Harley Park Parker was a renaissance man; a physician, an ambidextrous golfer, a billiard player who trained champions, in addition to being a major league pitcher—he was 5-8 with a 5.90 ERA in parts of four seasons with the Chicago Colts and Cincinnati Reds.

He is also responsible for what might be the worst single game pitching performance in professional baseball history.
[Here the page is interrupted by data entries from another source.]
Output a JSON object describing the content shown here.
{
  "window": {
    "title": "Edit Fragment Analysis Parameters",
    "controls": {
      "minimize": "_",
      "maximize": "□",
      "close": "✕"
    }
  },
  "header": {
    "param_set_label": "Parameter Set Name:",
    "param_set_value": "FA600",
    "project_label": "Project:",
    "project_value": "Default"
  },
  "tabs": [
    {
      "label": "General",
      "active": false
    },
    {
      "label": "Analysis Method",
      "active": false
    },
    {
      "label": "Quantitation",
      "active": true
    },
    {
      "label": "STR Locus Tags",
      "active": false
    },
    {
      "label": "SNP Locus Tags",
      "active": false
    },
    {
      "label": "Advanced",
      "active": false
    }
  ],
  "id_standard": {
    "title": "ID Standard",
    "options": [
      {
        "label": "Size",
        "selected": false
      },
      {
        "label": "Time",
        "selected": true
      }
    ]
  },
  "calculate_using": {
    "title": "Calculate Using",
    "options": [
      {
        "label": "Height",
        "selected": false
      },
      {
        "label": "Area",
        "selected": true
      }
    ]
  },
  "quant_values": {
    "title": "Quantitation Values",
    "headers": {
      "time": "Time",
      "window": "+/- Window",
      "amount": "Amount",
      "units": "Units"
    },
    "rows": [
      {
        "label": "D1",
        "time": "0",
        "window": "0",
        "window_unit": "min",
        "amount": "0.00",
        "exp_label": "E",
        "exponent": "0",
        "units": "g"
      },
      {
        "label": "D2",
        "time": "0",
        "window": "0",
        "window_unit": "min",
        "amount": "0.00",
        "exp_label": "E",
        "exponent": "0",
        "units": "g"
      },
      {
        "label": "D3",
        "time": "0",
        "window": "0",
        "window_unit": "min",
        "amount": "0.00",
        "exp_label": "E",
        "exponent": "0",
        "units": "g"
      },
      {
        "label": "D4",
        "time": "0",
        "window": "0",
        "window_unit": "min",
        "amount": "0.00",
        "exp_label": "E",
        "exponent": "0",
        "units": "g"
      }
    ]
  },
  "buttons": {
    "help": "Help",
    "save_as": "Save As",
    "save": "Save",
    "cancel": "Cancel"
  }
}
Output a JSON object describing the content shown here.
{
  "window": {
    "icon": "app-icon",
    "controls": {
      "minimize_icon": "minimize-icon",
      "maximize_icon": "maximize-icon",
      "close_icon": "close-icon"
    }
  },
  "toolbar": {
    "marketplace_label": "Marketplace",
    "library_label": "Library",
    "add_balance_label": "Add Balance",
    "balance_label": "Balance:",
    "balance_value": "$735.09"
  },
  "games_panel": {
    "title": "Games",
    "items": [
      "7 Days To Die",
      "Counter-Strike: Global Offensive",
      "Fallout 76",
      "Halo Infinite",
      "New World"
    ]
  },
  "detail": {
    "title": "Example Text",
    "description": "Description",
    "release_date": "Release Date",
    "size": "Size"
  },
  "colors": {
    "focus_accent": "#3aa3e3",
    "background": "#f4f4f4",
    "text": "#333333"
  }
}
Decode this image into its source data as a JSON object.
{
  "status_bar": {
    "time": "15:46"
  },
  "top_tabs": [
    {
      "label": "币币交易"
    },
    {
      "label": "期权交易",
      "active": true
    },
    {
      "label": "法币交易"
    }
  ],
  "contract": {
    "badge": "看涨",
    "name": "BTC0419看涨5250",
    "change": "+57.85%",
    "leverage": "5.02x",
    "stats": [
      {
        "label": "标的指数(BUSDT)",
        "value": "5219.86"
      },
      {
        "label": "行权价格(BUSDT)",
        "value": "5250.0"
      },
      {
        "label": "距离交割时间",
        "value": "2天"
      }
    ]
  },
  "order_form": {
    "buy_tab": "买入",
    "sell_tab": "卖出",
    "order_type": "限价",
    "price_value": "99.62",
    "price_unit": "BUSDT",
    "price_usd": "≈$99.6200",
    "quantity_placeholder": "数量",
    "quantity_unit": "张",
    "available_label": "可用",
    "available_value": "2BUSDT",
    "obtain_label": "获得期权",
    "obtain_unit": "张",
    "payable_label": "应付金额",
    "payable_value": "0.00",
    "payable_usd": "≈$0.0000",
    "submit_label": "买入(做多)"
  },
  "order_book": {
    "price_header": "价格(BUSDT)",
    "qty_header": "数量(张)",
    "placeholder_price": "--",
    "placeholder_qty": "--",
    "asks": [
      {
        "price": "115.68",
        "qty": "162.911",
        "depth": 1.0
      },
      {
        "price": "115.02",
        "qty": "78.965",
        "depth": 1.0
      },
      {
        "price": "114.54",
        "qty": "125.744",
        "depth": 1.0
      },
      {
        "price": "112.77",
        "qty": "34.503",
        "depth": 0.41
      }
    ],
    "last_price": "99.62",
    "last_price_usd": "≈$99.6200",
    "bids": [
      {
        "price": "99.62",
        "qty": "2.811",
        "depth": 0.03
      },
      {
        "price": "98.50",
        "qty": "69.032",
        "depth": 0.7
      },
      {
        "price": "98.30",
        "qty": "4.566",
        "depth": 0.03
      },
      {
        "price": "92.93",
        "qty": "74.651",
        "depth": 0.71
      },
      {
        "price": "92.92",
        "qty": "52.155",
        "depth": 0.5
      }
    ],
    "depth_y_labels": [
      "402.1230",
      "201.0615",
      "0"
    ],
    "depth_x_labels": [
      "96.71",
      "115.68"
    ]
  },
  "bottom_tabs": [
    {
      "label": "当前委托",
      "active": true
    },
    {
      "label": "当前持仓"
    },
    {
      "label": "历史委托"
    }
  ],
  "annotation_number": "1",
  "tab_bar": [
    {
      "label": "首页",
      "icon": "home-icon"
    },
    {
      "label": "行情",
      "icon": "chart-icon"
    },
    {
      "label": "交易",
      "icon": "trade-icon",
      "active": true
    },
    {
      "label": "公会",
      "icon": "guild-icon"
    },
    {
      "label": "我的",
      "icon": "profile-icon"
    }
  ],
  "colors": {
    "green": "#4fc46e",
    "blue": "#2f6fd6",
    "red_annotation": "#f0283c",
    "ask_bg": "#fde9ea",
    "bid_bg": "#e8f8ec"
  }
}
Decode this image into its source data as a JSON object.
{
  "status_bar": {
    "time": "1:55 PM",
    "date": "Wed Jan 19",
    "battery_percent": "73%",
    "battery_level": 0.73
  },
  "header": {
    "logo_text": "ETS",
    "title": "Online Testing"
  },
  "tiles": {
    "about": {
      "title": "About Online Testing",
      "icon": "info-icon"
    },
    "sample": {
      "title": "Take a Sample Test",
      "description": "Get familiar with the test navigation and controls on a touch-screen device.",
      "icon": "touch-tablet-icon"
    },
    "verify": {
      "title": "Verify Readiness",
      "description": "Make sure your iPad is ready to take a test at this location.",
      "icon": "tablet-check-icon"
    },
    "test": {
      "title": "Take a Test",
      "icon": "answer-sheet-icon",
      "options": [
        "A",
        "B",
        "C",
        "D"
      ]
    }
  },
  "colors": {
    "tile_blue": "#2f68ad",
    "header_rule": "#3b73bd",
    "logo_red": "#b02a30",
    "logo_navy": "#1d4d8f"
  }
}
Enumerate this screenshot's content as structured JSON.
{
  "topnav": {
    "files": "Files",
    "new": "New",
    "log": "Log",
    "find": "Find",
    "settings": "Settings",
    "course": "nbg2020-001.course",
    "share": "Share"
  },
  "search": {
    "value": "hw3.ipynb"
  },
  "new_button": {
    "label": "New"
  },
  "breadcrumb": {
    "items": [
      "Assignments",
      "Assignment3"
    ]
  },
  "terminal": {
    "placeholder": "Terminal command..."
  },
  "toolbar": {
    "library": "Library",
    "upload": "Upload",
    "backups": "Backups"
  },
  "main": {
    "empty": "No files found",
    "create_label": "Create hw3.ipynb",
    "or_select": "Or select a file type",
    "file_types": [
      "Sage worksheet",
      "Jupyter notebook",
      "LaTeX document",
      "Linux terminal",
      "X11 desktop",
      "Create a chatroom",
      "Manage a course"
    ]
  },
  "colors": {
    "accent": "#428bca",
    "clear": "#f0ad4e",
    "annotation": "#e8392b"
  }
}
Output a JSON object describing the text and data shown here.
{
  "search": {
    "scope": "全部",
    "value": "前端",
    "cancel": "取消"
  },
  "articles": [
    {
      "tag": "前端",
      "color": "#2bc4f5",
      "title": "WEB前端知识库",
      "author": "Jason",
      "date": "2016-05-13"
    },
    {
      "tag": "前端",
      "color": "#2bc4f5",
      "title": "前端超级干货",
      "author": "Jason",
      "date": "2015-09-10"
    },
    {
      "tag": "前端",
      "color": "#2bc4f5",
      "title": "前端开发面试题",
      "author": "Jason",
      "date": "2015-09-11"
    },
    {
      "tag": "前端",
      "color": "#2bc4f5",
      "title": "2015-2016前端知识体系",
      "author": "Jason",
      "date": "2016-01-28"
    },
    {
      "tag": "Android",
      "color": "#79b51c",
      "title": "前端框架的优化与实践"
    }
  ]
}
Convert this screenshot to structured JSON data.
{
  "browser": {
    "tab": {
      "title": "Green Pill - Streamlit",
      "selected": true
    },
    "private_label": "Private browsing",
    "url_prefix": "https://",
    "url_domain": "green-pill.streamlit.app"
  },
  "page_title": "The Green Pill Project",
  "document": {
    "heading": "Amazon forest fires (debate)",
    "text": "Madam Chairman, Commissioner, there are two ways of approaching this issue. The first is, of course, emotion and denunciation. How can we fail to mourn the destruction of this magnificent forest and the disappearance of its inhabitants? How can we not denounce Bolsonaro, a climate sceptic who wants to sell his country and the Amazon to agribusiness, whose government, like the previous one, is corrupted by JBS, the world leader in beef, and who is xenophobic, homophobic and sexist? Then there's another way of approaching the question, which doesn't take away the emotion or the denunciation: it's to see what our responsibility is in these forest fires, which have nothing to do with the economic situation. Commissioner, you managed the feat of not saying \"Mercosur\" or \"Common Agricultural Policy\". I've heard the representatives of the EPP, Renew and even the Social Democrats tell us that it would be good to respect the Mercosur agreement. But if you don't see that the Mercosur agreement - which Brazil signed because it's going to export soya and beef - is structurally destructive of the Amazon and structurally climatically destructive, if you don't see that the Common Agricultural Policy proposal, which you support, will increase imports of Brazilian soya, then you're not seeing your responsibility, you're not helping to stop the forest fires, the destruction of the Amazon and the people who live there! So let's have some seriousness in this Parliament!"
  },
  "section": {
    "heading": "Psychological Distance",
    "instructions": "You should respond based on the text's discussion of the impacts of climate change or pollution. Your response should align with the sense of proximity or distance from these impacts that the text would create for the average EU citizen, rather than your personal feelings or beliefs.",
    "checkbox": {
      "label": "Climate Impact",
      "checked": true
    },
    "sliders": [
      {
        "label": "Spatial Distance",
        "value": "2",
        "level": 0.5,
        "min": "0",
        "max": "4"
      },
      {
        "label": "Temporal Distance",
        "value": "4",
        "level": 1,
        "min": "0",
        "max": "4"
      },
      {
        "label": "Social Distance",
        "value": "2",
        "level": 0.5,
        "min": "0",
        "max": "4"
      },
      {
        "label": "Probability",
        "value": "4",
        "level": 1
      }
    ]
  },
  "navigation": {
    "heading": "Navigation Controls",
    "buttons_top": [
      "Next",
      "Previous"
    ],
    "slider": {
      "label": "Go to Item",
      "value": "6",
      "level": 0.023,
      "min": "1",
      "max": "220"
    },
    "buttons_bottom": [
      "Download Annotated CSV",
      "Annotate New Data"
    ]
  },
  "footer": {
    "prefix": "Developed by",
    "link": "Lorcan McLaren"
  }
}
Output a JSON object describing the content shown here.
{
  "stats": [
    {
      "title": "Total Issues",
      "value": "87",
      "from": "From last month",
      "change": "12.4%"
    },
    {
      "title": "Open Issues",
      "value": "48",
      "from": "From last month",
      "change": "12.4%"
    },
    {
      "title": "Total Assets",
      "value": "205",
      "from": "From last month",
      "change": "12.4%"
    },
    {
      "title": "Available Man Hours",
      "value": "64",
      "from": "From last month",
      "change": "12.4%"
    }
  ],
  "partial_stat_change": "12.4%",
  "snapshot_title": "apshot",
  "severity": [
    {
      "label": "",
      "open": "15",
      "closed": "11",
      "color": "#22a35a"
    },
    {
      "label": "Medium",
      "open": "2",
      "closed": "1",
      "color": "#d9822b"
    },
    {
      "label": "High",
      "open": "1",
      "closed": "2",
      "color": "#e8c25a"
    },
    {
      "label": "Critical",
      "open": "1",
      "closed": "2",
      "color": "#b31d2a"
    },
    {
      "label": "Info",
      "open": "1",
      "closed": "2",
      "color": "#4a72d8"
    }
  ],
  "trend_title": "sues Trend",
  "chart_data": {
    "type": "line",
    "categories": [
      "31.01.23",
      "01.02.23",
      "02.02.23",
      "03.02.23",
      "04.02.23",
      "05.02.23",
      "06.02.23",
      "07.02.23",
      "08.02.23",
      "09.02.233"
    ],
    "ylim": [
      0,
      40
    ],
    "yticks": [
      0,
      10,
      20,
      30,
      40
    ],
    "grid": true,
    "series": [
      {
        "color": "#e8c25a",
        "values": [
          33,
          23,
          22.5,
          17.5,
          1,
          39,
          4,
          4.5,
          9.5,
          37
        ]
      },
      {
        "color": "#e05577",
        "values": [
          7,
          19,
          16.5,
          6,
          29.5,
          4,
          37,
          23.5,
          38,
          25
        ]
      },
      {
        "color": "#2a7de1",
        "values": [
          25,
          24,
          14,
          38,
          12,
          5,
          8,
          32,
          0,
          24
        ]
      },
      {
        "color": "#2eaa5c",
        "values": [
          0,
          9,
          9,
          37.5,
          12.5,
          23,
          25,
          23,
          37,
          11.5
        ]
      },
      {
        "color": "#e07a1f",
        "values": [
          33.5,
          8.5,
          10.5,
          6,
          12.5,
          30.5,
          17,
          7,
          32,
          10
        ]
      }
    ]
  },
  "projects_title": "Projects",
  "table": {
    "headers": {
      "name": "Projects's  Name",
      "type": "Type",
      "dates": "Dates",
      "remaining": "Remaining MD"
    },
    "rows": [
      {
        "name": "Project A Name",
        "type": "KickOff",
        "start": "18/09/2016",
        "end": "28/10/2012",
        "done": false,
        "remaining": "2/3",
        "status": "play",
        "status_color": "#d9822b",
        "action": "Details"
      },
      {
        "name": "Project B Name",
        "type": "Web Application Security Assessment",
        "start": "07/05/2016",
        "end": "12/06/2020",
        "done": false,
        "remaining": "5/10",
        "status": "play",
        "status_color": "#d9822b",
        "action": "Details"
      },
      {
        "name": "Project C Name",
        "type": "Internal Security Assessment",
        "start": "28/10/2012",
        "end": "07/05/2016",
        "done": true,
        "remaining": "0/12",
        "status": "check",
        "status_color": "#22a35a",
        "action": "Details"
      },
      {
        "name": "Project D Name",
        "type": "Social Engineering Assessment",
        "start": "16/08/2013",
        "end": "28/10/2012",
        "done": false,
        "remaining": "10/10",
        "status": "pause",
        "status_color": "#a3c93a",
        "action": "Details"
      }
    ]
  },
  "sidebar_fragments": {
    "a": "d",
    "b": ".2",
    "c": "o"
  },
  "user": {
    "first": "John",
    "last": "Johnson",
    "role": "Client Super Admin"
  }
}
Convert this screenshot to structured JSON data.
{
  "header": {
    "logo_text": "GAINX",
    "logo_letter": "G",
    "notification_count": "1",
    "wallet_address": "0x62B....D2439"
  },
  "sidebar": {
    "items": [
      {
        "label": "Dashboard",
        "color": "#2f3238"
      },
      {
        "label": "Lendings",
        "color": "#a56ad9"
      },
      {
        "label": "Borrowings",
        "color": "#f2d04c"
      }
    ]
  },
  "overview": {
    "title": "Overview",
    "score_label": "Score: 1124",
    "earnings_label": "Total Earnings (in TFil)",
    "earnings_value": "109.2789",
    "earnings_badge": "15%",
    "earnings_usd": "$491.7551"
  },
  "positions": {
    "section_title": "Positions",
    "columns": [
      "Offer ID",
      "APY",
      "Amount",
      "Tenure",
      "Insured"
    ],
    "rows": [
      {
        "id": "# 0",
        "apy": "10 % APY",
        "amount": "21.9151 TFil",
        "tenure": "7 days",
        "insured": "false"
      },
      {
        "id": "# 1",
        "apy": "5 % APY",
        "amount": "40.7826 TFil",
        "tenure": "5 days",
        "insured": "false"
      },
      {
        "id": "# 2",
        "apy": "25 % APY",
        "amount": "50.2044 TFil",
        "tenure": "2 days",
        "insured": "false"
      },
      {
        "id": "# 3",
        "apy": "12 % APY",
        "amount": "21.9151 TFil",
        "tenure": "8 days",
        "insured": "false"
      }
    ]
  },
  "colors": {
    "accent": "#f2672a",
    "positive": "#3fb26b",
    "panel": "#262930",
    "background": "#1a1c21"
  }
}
The 22-year-old Parker was pitching for the Grand Rapids Rippers (several newspapers in other in the other Western League cities called the team the Rustlers) against the Kansas City Blues (newspapers were split between referring to the club as the Blues or the Cowboys) on July 25, 1894.

Harley Parker circa 1895

Harley Parker circa 1895

The Kansas City Gazette said:

“The ball bats of the Kansas City Blues in the game against Grand Rapids collided with Pitcher Parker’s curves thirty-nine times yesterday, and yielded as many runs.”

The Blues actually had thirty-eight hits, to go along with 13 Grand Rapids errors.

The Kansas City Star said:

“(The Blues) hit him at will yesterday, for singles, doubles, triples and home runs.  It was a slugging match, the like of which had never before been seen in a professional game at Exposition Park, and while the Rustlers did some very sloppy fielding, there was world of free, sharp and hard hitting.”

Every member of the Kansas City line up had at least two hits, and three players, Sam Nicholl, Ollie Beard, and pitcher Pete Daniels, collected six each.

The final score was 39 to 10.

The Box Score Grand Rapids vs Kansas City

The Box Score Grand Rapids vs Kansas City

The game was indicative of Parker’s season; he finished with a 15-18 record with a 6.23 ERA—in addition to the 193 earned runs he gave up in 278.2 innings, his team gave him horrible support, and he allowed 194 unearned runs.

Parker had a similarly disastrous day as a major leaguer seven years later.  While pitching for the Reds against the Brooklyn Superbas on June 21, 1901 Parker allowed 21 runs on 26 hits in a complete game loss—“Wee Willie” Keeler was 5 for 5 with a rare home run (he hit just 33 during his 19-year career).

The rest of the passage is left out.